Michel Gandilhon est expert associé au pôle Sécurité et défense du CNAM et membre de l’Observatoire des criminalités internationales (OBSCI) de l’Institut de relations internationales (IRIS).

Un article à retrouver dans le N°64. Chine : un défi pour l’Europe

La Chine est depuis des siècles une terre d’élection des sociétés secrètes. Ce phénomène, qui témoigne des relations problématiques existant entre la société civile et la bureaucratie céleste, recouvre toutes les dimensions de la vie sociale, le commerce et l’agriculture, la religion et la politique, et bien évidemment le crime. Ainsi, les organisations criminelles les plus puissantes actuellement en Chine sont probablement aussi les plus anciennes de la planète. Loin devant les sociétés secrètes italiennes, plus connues sous l’appellation générique de « mafia », qui pourtant sont enracinées dans le terreau social du Mezzogiorno depuis 150 ans.

A l’origine

Le phénomène des triades plongerait en effet ses racines dans la seconde moitié du XVIIe siècle, quand la Chine est assujettie par des envahisseurs mandchous qui renversent la dynastie des Ming. S’ouvre alors le règne des Qing, considéré par le peuple chinois comme une force d’occupation étrangère. Le substantif « triade » trouverait son origine dans l’une des nombreuses sociétés secrètes qui se développent alors afin d’organiser la résistance au nouveau pouvoir : la Société du Ciel et de la Terre. Certains spécialistes chinois affirment qu’elle fut créée en 1674, dans la province méridionale du Fujian, au terme de la conquête de la Chine méridionale. Devenue, au fil d’une histoire marquée par de multiples métamorphoses, la Société des Trois Unions, symbolisée par un triangle reliant l’homme, le ciel et la terre, elle donnera naissance à la triade, Sanhehui en mandarin. La Chine compte à l’époque deux autres grandes sociétés secrètes qui engendreront les Qing Bang et les Hong Men. Elles sont organisées autour de clans familiaux autonomes enracinés territorialement, mais reliés entre eux par un mode organisationnel hiérarchisé ordonné autour de rites initiatiques.

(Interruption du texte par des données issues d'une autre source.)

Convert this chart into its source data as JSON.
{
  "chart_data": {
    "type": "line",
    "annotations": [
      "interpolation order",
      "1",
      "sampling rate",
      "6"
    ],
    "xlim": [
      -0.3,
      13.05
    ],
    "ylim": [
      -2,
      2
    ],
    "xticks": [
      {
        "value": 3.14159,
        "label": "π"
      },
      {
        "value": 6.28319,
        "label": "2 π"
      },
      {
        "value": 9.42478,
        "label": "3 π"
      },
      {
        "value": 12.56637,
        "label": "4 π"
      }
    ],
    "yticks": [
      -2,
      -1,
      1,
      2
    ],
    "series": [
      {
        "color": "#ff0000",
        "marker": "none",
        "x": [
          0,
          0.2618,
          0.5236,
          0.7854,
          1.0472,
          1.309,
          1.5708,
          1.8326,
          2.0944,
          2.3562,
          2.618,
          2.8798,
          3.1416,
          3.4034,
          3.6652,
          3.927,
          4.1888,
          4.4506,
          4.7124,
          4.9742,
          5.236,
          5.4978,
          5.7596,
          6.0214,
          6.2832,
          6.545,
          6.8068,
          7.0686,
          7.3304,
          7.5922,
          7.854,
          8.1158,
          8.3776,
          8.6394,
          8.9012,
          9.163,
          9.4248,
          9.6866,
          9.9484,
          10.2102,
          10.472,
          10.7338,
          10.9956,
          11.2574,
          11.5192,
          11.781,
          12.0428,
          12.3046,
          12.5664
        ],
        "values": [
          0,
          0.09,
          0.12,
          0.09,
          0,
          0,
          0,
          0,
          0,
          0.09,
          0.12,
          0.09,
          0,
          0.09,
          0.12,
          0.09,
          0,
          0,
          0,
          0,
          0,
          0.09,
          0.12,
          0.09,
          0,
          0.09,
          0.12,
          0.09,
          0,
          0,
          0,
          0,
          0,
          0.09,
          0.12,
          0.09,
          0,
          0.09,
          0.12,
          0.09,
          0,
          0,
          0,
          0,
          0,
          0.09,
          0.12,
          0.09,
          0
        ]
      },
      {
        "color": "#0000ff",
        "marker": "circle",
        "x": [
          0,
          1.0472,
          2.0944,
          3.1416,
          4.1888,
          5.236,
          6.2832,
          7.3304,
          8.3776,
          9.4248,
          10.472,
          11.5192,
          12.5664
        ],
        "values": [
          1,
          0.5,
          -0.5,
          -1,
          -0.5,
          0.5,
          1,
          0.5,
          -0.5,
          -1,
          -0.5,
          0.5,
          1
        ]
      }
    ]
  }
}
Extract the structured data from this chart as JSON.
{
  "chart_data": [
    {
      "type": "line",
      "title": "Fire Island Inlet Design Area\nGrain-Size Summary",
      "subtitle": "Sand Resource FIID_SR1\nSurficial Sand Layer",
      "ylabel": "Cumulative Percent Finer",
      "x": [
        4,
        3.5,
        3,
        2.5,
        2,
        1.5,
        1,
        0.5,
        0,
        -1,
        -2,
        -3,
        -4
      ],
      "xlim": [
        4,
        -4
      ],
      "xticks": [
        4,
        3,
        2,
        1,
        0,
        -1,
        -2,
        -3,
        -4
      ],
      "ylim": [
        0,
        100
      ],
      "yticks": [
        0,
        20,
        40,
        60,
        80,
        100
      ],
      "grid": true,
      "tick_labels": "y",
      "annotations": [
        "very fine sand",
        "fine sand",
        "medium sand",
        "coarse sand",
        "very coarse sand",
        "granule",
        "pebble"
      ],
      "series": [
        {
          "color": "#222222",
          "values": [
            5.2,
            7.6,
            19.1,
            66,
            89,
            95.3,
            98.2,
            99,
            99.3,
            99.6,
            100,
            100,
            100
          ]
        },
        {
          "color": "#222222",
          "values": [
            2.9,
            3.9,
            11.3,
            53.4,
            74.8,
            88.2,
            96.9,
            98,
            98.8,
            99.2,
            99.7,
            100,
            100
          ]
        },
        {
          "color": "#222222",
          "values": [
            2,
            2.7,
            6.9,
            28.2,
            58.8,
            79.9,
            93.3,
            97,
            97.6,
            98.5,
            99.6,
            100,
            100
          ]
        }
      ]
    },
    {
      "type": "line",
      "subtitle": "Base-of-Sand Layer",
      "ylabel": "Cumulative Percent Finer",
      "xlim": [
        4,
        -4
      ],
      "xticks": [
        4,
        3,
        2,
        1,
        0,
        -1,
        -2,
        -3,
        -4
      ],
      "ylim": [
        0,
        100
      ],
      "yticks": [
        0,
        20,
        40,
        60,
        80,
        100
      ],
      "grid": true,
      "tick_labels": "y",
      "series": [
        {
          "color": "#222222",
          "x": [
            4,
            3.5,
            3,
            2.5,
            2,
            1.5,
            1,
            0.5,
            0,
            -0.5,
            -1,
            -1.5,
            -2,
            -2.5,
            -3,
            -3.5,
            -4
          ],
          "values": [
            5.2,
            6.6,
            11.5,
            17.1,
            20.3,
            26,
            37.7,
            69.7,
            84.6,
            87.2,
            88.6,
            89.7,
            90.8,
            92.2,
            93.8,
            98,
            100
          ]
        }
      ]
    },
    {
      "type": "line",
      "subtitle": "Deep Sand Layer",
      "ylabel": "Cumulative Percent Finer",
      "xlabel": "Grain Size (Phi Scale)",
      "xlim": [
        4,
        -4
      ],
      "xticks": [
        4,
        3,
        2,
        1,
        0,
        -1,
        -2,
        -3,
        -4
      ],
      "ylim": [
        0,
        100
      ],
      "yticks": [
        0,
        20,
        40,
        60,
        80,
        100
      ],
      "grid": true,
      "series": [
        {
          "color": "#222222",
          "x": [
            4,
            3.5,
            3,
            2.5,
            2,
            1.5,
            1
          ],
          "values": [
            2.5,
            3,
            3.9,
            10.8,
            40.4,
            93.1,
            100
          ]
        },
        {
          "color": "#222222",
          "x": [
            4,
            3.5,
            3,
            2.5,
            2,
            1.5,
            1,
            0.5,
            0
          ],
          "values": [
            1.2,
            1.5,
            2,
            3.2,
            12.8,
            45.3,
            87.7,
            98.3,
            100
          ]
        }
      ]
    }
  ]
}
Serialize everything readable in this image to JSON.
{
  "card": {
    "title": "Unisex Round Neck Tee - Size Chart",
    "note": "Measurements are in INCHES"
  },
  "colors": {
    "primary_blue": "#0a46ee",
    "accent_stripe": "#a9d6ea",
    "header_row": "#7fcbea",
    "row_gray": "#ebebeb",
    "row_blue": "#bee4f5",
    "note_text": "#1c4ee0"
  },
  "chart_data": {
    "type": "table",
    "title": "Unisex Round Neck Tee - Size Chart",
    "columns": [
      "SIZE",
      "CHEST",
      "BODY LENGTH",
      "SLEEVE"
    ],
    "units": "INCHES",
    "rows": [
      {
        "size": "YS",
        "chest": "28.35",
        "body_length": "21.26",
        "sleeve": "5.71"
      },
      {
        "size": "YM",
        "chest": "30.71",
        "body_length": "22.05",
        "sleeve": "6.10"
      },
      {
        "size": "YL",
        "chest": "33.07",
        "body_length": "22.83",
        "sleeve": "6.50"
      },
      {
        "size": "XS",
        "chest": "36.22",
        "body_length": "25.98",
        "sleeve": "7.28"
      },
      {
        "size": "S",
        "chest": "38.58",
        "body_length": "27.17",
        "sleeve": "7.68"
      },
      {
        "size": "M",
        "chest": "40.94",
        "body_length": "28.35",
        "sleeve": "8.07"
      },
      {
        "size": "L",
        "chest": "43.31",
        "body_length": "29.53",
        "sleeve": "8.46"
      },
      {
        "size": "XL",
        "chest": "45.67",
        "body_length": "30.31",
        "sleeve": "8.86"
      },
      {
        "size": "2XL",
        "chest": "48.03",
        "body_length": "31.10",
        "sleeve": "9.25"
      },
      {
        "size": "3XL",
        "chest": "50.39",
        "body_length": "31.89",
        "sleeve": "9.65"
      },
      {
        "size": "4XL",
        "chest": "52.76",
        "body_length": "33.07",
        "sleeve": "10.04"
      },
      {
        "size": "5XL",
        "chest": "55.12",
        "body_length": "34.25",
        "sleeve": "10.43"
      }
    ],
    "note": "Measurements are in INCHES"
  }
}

Leur lutte contre le régime va prendre pendant trois siècles une tournure à la fois politique, religieuse et sociale. Politique du fait de la lutte contre les Qing et les « démons » étrangers en prenant part notamment à la révolte des Taiping (1851-1864) et des Boxers (1899-1901). Religieuse parce que fortes de leur croyance taoïque et bouddhique, elles sont hostiles au confucianisme d’État. Sociale parce qu’elles deviennent la pointe avancée de la résistance des classes les plus déshéritées de la société chinoise en opérant une forme de redistribution sociale, très utile pendant les périodes récurrentes de famine, par l’entremise de sociétés charitables. Les sociétés secrètes vont donc conquérir progressivement une popularité et un soutien réels au sein de la population chinoise.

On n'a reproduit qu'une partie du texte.